Initially we created a suite of tools within Hyperaudio to allow you to align pre-typed transcripts with the audio track. These days we can get great results in a number of languages using open source tools and inexpensive services.
Interactive transcript data is also useful as it can be used to automatically generate captions, timings being key.
Interactive transcript data is also useful as it can be used to automatically generate captions, timings being key. To this end I’ve spent quite a bit of time recently creating tools that help with the creation of captions. It’s worth noting that while a transcript is usually quite an accurate representation of the spoken word, captions tend to deviate more, so once you’ve generated them it’s important to be able to edit them.
Finally whether captions or transcripts, you can make your media even more accessible by translating content into different languages. This is something we looked into for the Hyperaudio for Conferences platform you can read more about that in this post.
If you want to make your media more accessible by adding transcripts and captions please feel free to use a free and open source tool I’ve been working on called the Hyperaudio Lite Editor, it uses a service called Deepgram to convert speech to text taking advantage of the latest and greatest ASR such as Whisper. (Deepgram are currently offering 45,000 minutes of transcription for free).
You may also be interested in the OpenEditor which integrates with Amazon Transcribe and can be hosted on an AWS instance of your choice. It includes a transcript manager and search functionality.
A quick thank you to WWCI and WTTW for the sponsorship of the development of the Hyperaudio Lite Wordpress plugin and OpenEditor.

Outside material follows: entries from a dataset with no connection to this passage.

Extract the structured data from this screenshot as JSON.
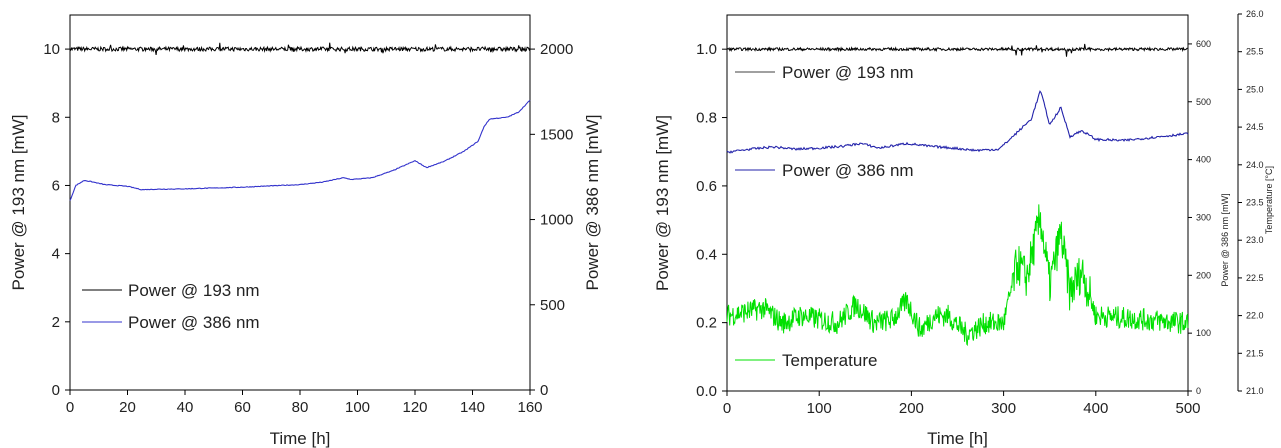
{
  "chart_data": [
    {
      "type": "line",
      "xlabel": "Time [h]",
      "ylabel": "Power @ 193 nm [mW]",
      "y2label": "Power @ 386 nm [mW]",
      "xlim": [
        0,
        160
      ],
      "ylim": [
        0,
        11
      ],
      "y2lim": [
        0,
        2200
      ],
      "xticks": [
        "0",
        "20",
        "40",
        "60",
        "80",
        "100",
        "120",
        "140",
        "160"
      ],
      "yticks": [
        "0",
        "2",
        "4",
        "6",
        "8",
        "10"
      ],
      "y2ticks": [
        "0",
        "500",
        "1000",
        "1500",
        "2000"
      ],
      "legend_position": "bottom-left",
      "series": [
        {
          "name": "Power @ 193 nm",
          "axis": "left",
          "color": "#000000",
          "x": [
            0,
            20,
            40,
            60,
            80,
            100,
            120,
            140,
            160
          ],
          "values": [
            10,
            10,
            10,
            10,
            10,
            10,
            10,
            10,
            10
          ]
        },
        {
          "name": "Power @ 386 nm",
          "axis": "right",
          "color": "#3333cc",
          "x": [
            0,
            2,
            5,
            8,
            12,
            20,
            25,
            30,
            40,
            60,
            80,
            88,
            95,
            98,
            105,
            112,
            118,
            120,
            124,
            130,
            137,
            142,
            144,
            146,
            152,
            156,
            160
          ],
          "values": [
            1110,
            1200,
            1230,
            1220,
            1205,
            1195,
            1175,
            1178,
            1180,
            1190,
            1205,
            1220,
            1245,
            1235,
            1245,
            1285,
            1330,
            1345,
            1305,
            1340,
            1400,
            1460,
            1545,
            1590,
            1600,
            1630,
            1700
          ]
        }
      ]
    },
    {
      "type": "line",
      "xlabel": "Time [h]",
      "ylabel": "Power @ 193 nm [mW]",
      "y2label": "Power @ 386 nm [mW]",
      "y3label": "Temperature [°C]",
      "xlim": [
        0,
        500
      ],
      "ylim": [
        0,
        1.1
      ],
      "y2lim": [
        0,
        650
      ],
      "y3lim": [
        21,
        26
      ],
      "xticks": [
        "0",
        "100",
        "200",
        "300",
        "400",
        "500"
      ],
      "yticks": [
        "0.0",
        "0.2",
        "0.4",
        "0.6",
        "0.8",
        "1.0"
      ],
      "y2ticks": [
        "0",
        "100",
        "200",
        "300",
        "400",
        "500",
        "600"
      ],
      "y3ticks": [
        "21.0",
        "21.5",
        "22.0",
        "22.5",
        "23.0",
        "23.5",
        "24.0",
        "24.5",
        "25.0",
        "25.5",
        "26.0"
      ],
      "legend_position": "left, stacked",
      "series": [
        {
          "name": "Power @ 193 nm",
          "axis": "left",
          "color": "#000000",
          "x": [
            0,
            100,
            200,
            300,
            400,
            500
          ],
          "values": [
            1.0,
            1.0,
            1.0,
            1.0,
            1.0,
            1.0
          ]
        },
        {
          "name": "Power @ 386 nm",
          "axis": "right",
          "color": "#2222aa",
          "x": [
            0,
            25,
            50,
            75,
            100,
            125,
            145,
            165,
            195,
            220,
            245,
            270,
            295,
            310,
            320,
            330,
            340,
            350,
            362,
            372,
            385,
            400,
            430,
            460,
            500
          ],
          "values": [
            413,
            418,
            422,
            418,
            420,
            423,
            428,
            420,
            428,
            423,
            420,
            416,
            418,
            440,
            455,
            470,
            520,
            460,
            490,
            440,
            450,
            435,
            433,
            438,
            445
          ]
        },
        {
          "name": "Temperature",
          "axis": "right2",
          "color": "#00e000",
          "x": [
            0,
            20,
            40,
            60,
            80,
            100,
            120,
            140,
            160,
            180,
            195,
            210,
            225,
            240,
            260,
            280,
            300,
            315,
            325,
            340,
            350,
            362,
            372,
            385,
            400,
            450,
            500
          ],
          "values": [
            22.0,
            22.05,
            22.1,
            21.9,
            22.0,
            21.95,
            21.9,
            22.15,
            21.9,
            21.95,
            22.2,
            21.8,
            22.0,
            22.0,
            21.75,
            21.9,
            21.9,
            22.7,
            22.5,
            23.3,
            22.4,
            23.1,
            22.3,
            22.6,
            22.0,
            21.95,
            21.9
          ]
        }
      ]
    }
  ]
}
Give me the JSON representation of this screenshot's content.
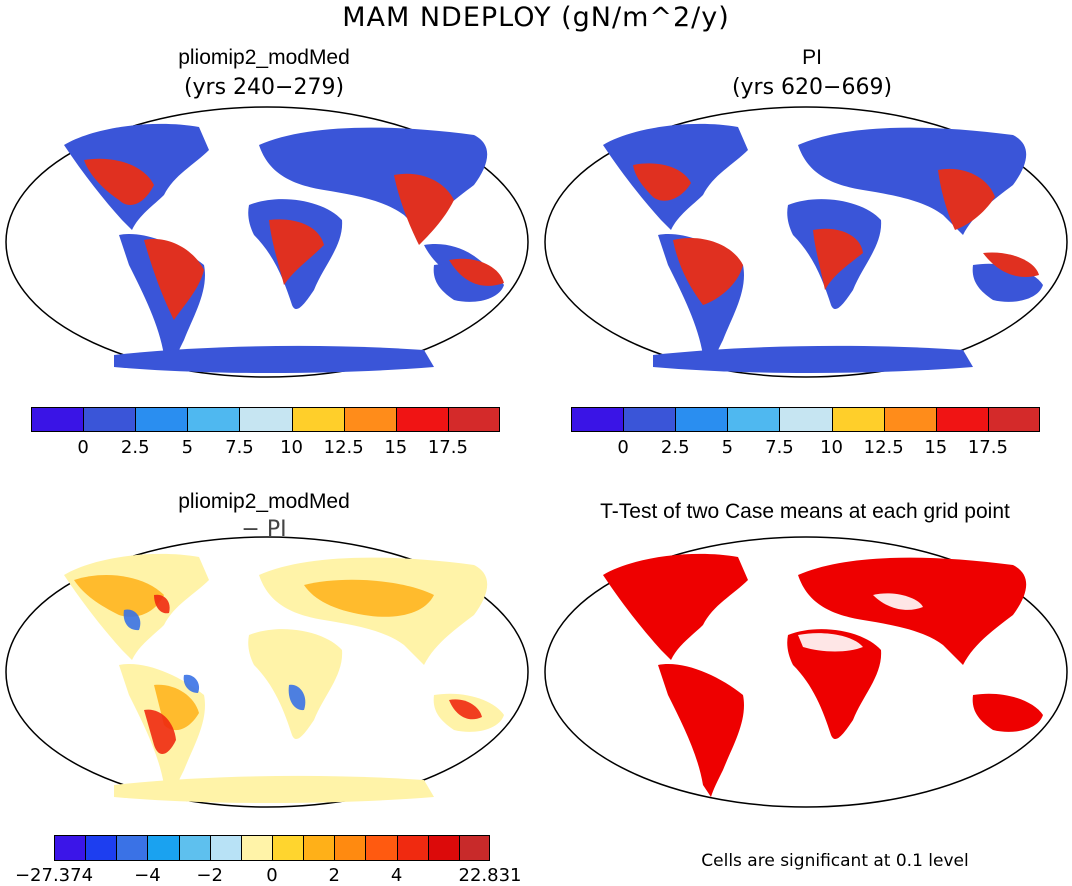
{
  "title": "MAM NDEPLOY (gN/m^2/y)",
  "panels": {
    "p1": {
      "title": "pliomip2_modMed",
      "subtitle": "(yrs 240−279)"
    },
    "p2": {
      "title": "PI",
      "subtitle": "(yrs 620−669)"
    },
    "p3": {
      "title": "pliomip2_modMed",
      "subtitle": "− PI"
    },
    "p4": {
      "title": "T-Test of two Case means at each grid point",
      "note": "Cells are significant at 0.1 level"
    }
  },
  "colorbar_top": {
    "colors": [
      "#3a14e6",
      "#3a55d8",
      "#2a8ef0",
      "#4fb8f0",
      "#c6e5f2",
      "#ffcf2a",
      "#ff8c1a",
      "#f01414",
      "#d42a2a"
    ],
    "labels": [
      "0",
      "2.5",
      "5",
      "7.5",
      "10",
      "12.5",
      "15",
      "17.5"
    ]
  },
  "colorbar_bottom": {
    "colors": [
      "#3b15e8",
      "#1d3ef0",
      "#3a72e6",
      "#1aa2f0",
      "#5ec0ee",
      "#b8e2f6",
      "#fff3a8",
      "#ffd52e",
      "#ffb018",
      "#ff8a10",
      "#ff5a10",
      "#f02a10",
      "#dc0a0a",
      "#c82a2a"
    ],
    "labels": [
      "−27.374",
      "−4",
      "−2",
      "0",
      "2",
      "4",
      "22.831"
    ]
  },
  "legend_colors": {
    "significant": "#ee0000",
    "land_low": "#3a55d8",
    "land_high": "#e03020",
    "diff_base": "#fff3a8"
  }
}
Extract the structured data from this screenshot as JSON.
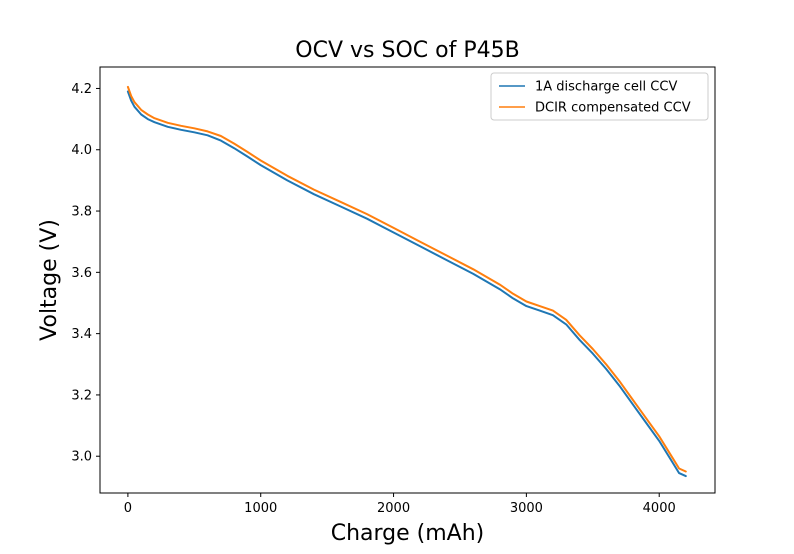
{
  "chart_data": {
    "type": "line",
    "title": "OCV vs SOC of P45B",
    "xlabel": "Charge (mAh)",
    "ylabel": "Voltage (V)",
    "xlim": [
      -210,
      4420
    ],
    "ylim": [
      2.88,
      4.27
    ],
    "xticks": [
      0,
      1000,
      2000,
      3000,
      4000
    ],
    "yticks": [
      3.0,
      3.2,
      3.4,
      3.6,
      3.8,
      4.0,
      4.2
    ],
    "grid": false,
    "legend_position": "upper right",
    "series": [
      {
        "name": "1A discharge cell CCV",
        "color": "#1f77b4",
        "x": [
          0,
          25,
          50,
          100,
          150,
          200,
          300,
          400,
          500,
          600,
          700,
          800,
          900,
          1000,
          1200,
          1400,
          1600,
          1800,
          2000,
          2200,
          2400,
          2600,
          2800,
          2900,
          3000,
          3100,
          3200,
          3300,
          3400,
          3500,
          3600,
          3700,
          3800,
          3900,
          4000,
          4100,
          4150,
          4200
        ],
        "y": [
          4.19,
          4.16,
          4.14,
          4.115,
          4.1,
          4.09,
          4.075,
          4.065,
          4.057,
          4.047,
          4.03,
          4.005,
          3.978,
          3.95,
          3.9,
          3.855,
          3.815,
          3.775,
          3.73,
          3.685,
          3.64,
          3.595,
          3.545,
          3.515,
          3.49,
          3.475,
          3.46,
          3.43,
          3.38,
          3.335,
          3.285,
          3.23,
          3.17,
          3.11,
          3.05,
          2.98,
          2.945,
          2.935
        ]
      },
      {
        "name": "DCIR compensated CCV",
        "color": "#ff7f0e",
        "x": [
          0,
          25,
          50,
          100,
          150,
          200,
          300,
          400,
          500,
          600,
          700,
          800,
          900,
          1000,
          1200,
          1400,
          1600,
          1800,
          2000,
          2200,
          2400,
          2600,
          2800,
          2900,
          3000,
          3100,
          3200,
          3300,
          3400,
          3500,
          3600,
          3700,
          3800,
          3900,
          4000,
          4100,
          4150,
          4200
        ],
        "y": [
          4.205,
          4.175,
          4.155,
          4.13,
          4.115,
          4.103,
          4.088,
          4.078,
          4.07,
          4.06,
          4.045,
          4.02,
          3.993,
          3.965,
          3.915,
          3.87,
          3.83,
          3.79,
          3.745,
          3.7,
          3.655,
          3.61,
          3.56,
          3.53,
          3.505,
          3.49,
          3.475,
          3.445,
          3.395,
          3.35,
          3.3,
          3.245,
          3.185,
          3.125,
          3.065,
          2.995,
          2.96,
          2.95
        ]
      }
    ]
  }
}
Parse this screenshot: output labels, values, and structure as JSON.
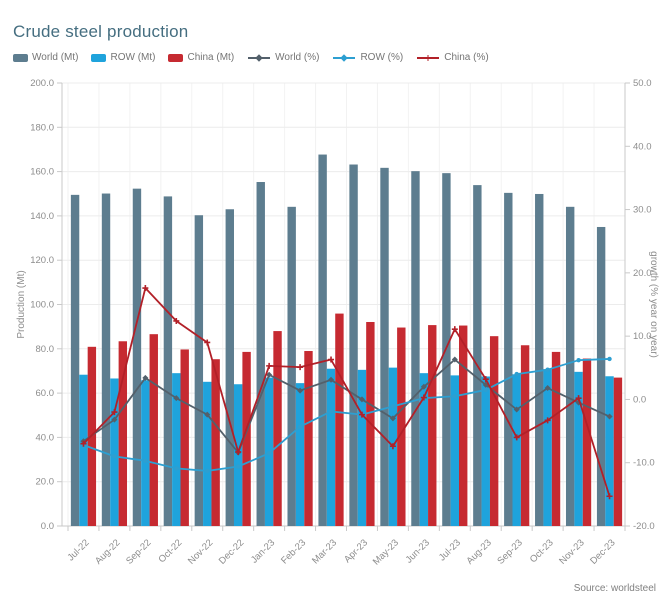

Media accessibility plays a crucial role in ensuring that individuals with varying capabilities can fully engage with audiovisual content on the web. By implementing certain features, we can enhance the accessibility of media and make it easier for a wider range of people to access and enjoy.
Playback speed control allows users to consume audio at their preferred pace, accommodating different accents, vocabularies, and personal preferences. Fullscreen and Picture in Picture (PiP) options provide flexibility in adjusting the size and placement of video content, improving the viewing experience.
Adaptive streaming ensures seamless playback by dynamically adjusting the quality of the stream based on the user's bandwidth. This not only enhances the overall experience but also allows users in areas with limited bandwidth or high data costs to choose lower quality streams to manage their usage effectively.
Thumbnail navigation and waveforms aid in efficient content scanning and identification of silent or low-volume sections in audio tracks, respectively. Captions/subtitles, an essential accessibility feature, benefit individuals with hearing difficulties and also provide an option for muted video consumption.
Transcripts, particularly interactive transcripts, play a significant role in improving comprehension and navigation of audiovisual media. They allow users to click on words for quick navigation, select and share specific passages, and even facilitate remixing of content. Transcripts also serve as valuable data for generating accurate captions.
While guidelines on media accessibility are limited, implementing these steps and features discussed in this post can contribute to a more inclusive media experience. By making media accessible, we not only cater to individuals with specific accessibility needs but also create an environment that is more user-friendly and convenient for everyone.
As technology continues to advance, it is crucial that we prioritize media accessibility and strive to make it an integral part of content creation and consumption. By embracing these practices and utilising tools like the Hyperaudio Lite Editor, we can make significant strides towards a more accessible and inclusive digital landscape. Let's work together to ensure that audiovisual media is accessible to all individuals, regardless of their abilities or limitations.